Nato a Genova, laureato in giurisprudenza e manager di grandi aziende quali Magneti Marelli, Fiat Powertrain e Iveco. Paolo Zangrillo è stato nominato ministro Pubblica Amministrazione nel nuovo governo Meloni. Parlamentare dal 2018 nelle liste di Forza Italia, ha conseguito la laurea in legge nel 1987 all’università degli Studi di Milano ha lavorato alla Magneti Marelli per quasi vent’anni con diversi incarichi e arrivando a ricoprire la carica di Vice President of Human Resources. E’ poi diventato Senior Vice President Human Resources alla Fiat Powertrain Technologies Spa e per cinque anni ha ricoperto la carica di Senior Vice President Human Resources alla Iveco per approdare poi come Direttore Personale e Organizzazione di Acea dove ha ricoperto tale carica per quasi sei anni.

Nel marzo 2018 l’elezione alla Camera dei Deputati con Forza Italia e la rielezione al Senato nell’ultima votazione dove ha riportato oltre il 50% dei voti nel suo collegio uninominale del Piemonte e in Valle d’Aosta, sostituendo il collega di partito Gilberto Pichetto Fratin, indicato da Meloni come nuovo ministro per la Pubblica Amministrazione. Alle ultime politiche viene eletto in Senato nel collegio uninominale del Piemonte con il 50,83%, doppiando l’avversaria del centro-sinistra Maria Rita Rossa (25,64%).

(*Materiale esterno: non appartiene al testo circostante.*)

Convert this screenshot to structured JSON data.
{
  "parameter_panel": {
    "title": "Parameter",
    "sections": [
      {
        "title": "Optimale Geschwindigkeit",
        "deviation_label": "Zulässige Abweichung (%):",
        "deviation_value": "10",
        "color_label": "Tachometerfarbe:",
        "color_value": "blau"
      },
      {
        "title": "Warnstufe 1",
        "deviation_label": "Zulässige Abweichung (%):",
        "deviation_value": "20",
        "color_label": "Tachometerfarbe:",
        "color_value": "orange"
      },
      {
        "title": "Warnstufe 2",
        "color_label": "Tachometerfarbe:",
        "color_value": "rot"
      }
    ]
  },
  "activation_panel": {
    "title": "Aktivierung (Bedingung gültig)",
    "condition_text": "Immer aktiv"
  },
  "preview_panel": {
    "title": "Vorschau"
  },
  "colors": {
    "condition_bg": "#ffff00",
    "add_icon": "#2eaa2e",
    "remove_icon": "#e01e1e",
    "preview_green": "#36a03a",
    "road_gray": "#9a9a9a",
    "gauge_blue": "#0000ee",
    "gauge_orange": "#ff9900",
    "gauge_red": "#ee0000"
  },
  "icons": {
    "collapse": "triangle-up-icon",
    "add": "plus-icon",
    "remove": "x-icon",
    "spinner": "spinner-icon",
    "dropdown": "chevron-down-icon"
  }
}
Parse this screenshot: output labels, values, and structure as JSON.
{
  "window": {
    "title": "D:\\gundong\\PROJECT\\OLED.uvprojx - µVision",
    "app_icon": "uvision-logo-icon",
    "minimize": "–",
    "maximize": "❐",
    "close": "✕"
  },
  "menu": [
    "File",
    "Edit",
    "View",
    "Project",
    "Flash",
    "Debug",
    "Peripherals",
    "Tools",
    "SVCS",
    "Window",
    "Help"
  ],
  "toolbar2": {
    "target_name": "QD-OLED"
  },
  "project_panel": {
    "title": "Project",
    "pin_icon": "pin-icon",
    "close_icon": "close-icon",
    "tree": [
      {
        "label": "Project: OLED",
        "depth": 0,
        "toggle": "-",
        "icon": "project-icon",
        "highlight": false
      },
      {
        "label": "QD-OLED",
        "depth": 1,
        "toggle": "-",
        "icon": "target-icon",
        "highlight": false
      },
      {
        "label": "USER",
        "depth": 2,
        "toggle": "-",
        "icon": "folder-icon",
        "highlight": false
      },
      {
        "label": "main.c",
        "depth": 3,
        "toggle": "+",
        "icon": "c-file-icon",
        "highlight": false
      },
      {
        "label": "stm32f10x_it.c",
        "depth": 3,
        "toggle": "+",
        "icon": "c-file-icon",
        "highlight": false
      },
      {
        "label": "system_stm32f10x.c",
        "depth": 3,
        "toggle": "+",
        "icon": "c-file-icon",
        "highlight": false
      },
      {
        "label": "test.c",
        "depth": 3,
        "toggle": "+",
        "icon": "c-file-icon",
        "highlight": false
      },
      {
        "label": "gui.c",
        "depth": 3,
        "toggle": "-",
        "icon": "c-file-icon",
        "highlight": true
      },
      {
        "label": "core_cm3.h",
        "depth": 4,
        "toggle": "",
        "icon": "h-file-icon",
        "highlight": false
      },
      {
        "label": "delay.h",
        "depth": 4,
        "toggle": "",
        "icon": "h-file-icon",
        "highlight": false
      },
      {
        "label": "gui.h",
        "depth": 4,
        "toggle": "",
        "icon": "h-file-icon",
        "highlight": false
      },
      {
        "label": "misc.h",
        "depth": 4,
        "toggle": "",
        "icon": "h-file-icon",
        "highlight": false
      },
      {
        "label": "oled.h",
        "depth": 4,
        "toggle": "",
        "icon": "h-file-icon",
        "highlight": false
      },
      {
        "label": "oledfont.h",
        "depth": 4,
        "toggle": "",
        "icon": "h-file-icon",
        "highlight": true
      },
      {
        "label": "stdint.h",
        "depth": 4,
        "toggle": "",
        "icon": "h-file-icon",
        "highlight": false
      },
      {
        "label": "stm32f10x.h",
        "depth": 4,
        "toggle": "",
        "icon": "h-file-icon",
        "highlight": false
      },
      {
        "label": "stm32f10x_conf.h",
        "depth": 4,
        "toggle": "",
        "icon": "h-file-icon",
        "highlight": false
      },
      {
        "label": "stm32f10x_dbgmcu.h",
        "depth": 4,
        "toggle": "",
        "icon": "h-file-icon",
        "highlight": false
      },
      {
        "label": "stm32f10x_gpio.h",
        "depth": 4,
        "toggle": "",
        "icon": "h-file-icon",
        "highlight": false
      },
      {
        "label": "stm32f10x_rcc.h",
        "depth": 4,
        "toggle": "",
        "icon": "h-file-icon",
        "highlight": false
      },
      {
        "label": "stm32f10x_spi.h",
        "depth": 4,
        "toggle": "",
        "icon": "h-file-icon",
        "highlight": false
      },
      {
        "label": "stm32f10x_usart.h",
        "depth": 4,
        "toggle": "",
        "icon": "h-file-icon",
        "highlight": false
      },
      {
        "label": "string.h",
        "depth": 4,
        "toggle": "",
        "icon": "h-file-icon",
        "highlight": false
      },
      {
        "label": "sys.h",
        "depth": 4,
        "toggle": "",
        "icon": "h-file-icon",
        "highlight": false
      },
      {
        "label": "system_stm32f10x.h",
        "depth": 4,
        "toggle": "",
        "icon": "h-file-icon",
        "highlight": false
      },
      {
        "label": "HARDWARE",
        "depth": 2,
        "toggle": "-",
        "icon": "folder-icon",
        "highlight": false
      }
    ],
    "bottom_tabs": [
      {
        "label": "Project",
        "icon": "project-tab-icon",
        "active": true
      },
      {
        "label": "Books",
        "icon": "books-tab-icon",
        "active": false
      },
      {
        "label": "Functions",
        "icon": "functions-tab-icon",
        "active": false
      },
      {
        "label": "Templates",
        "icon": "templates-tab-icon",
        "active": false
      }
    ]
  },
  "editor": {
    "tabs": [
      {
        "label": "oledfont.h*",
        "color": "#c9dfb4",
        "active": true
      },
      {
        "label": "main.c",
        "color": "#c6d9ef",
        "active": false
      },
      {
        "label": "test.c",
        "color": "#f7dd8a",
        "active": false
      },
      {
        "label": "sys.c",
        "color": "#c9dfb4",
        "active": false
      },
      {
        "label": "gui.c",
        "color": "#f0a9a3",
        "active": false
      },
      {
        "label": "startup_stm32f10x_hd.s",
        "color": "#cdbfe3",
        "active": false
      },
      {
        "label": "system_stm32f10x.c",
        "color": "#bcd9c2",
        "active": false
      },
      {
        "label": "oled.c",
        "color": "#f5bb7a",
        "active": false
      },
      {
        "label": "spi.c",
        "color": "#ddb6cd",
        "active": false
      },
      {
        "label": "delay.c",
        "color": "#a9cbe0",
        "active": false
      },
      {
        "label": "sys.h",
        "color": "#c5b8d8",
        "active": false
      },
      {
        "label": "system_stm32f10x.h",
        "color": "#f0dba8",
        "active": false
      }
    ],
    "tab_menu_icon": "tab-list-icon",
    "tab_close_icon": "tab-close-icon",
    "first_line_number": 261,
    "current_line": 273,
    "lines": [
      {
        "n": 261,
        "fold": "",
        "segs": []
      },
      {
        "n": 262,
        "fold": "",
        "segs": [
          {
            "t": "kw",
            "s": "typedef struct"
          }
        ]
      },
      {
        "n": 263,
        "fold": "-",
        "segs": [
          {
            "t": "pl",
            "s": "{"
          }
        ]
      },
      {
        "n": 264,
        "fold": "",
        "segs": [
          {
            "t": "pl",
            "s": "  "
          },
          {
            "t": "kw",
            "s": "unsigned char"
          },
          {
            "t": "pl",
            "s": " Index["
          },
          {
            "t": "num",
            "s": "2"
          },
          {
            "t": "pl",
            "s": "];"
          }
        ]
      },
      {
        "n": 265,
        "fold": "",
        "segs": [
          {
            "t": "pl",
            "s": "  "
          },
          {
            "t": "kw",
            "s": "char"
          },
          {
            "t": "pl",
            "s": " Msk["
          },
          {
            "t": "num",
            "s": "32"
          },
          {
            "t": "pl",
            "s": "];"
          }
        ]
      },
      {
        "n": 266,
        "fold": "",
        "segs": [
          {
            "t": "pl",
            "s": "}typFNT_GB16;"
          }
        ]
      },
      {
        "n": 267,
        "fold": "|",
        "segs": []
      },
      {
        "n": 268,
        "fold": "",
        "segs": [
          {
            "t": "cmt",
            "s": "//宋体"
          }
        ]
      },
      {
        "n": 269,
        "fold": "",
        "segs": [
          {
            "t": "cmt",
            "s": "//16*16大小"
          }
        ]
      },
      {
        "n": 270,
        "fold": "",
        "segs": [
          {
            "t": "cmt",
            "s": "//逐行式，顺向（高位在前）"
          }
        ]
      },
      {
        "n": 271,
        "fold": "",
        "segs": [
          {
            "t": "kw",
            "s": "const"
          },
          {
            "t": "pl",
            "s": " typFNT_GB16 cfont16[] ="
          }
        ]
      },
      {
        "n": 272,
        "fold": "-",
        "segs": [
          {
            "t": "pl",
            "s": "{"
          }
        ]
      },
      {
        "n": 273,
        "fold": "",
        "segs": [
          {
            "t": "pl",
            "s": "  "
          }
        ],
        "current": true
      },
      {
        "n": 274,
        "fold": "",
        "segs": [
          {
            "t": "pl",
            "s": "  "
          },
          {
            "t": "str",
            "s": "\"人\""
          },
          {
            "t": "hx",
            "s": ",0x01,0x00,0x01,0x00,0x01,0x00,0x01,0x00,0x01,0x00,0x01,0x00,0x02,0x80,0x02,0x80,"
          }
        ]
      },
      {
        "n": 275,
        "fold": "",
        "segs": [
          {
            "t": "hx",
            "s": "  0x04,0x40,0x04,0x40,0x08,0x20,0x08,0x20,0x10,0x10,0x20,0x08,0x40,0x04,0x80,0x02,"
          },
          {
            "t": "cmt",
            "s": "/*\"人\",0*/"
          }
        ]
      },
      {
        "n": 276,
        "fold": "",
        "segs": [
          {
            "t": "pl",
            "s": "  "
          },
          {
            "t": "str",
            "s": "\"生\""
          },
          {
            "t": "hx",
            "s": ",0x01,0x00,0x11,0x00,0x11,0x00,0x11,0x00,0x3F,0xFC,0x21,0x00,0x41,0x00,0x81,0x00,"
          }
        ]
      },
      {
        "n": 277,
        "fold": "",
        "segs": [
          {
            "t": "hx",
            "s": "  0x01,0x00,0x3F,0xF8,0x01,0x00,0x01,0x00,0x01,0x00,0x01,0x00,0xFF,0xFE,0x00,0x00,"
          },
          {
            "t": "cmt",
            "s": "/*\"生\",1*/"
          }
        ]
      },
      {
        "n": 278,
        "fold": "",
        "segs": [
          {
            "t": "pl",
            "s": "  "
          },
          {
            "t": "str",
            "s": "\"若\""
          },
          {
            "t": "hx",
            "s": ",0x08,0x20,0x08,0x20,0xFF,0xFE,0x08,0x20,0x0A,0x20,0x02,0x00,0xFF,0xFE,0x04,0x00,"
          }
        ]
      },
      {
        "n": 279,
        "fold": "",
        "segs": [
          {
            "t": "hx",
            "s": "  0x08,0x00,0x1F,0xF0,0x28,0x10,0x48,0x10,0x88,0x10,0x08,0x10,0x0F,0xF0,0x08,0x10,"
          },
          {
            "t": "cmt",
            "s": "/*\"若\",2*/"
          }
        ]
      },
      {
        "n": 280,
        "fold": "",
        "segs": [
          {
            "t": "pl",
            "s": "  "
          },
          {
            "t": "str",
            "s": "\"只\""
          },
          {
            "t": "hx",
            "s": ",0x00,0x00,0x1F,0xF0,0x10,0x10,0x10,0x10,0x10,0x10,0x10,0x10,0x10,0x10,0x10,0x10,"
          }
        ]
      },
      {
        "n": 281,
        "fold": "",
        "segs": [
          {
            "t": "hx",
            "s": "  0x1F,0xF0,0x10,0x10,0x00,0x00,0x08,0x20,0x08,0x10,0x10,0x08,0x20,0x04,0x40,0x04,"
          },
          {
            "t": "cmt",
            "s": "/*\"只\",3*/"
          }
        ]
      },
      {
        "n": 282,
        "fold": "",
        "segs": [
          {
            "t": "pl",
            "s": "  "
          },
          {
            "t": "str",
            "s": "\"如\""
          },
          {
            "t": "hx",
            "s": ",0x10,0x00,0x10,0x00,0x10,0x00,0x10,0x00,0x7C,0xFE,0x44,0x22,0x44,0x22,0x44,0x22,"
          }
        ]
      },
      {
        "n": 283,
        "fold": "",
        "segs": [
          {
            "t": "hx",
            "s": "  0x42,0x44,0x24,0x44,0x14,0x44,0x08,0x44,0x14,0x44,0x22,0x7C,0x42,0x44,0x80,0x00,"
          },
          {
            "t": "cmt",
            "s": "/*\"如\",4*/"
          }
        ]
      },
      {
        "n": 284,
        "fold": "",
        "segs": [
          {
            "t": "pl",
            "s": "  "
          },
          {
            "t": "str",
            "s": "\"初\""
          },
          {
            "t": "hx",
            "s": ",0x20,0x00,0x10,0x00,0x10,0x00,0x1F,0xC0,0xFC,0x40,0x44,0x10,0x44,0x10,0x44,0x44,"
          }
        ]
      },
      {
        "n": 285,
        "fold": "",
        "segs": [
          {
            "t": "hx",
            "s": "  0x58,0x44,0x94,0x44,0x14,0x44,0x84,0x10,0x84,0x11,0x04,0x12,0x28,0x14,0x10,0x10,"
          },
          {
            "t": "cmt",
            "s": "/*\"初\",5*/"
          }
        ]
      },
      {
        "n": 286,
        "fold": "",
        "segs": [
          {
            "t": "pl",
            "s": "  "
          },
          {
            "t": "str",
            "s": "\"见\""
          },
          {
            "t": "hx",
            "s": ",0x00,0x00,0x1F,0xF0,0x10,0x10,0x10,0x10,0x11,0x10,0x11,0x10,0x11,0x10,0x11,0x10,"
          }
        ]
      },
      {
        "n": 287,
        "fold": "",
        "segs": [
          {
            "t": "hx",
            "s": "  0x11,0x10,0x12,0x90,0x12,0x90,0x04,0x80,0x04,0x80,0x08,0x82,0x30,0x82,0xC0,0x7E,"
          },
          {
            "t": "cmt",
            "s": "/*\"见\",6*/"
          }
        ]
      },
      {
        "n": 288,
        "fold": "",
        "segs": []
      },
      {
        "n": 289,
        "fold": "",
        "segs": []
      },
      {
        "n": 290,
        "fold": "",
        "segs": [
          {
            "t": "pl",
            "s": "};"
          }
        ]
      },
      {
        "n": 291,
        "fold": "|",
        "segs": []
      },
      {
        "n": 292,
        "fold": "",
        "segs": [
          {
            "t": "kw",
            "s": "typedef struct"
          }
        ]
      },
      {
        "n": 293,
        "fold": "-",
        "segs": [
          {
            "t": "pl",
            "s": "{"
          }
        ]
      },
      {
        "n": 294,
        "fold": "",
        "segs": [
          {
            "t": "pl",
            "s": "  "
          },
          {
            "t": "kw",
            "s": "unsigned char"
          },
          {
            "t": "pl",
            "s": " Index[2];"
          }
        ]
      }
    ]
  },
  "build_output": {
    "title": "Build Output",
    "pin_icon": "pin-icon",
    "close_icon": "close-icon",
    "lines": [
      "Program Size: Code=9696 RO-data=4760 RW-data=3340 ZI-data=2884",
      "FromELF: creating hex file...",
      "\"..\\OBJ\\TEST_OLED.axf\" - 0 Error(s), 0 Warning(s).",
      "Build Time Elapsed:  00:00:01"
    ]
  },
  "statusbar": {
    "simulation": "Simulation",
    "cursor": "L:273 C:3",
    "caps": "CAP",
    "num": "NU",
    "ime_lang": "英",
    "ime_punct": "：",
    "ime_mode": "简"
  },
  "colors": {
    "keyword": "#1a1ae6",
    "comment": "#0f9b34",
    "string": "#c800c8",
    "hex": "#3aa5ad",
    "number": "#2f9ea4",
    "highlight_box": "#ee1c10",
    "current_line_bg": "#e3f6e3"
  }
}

Paolo Zangrillo è noto anche per essere fratello di Alberto Zangrillo (medico personale di Silvio Berlusconi nonché primario dell’Unità Operativa di Anestesia e Rianimazione dell’IRCCS Ospedale San Raffaele di Milano) e come lui è un gran tifoso del Genoa Calcio (“Sin da piccoli, – ha dichiarato – io e mio fratello Alberto, con papà Augusto andavamo allo stadio Marassi a seguire la nostra squadra del cuore. Anche quando mio padre si è dovuto trasferire in Lombardia per lavoro abbiamo continuato ad andare al Luigi Ferraris…‘)

Zangrillo si è espresso più volte a favore della Tav Torino-Lione e per una profonda riforma del reddito di Cittadinanza che secondo lui si è rivelato un completo fallimento: “Così è un provvedimento da cui non si può prescindere ma la parte relativa alle politiche attive si è però rivelata un fallimento”, aveva dichiarato rispondendo ad alcune domande come componente della Commissione Lavoro alla Camera.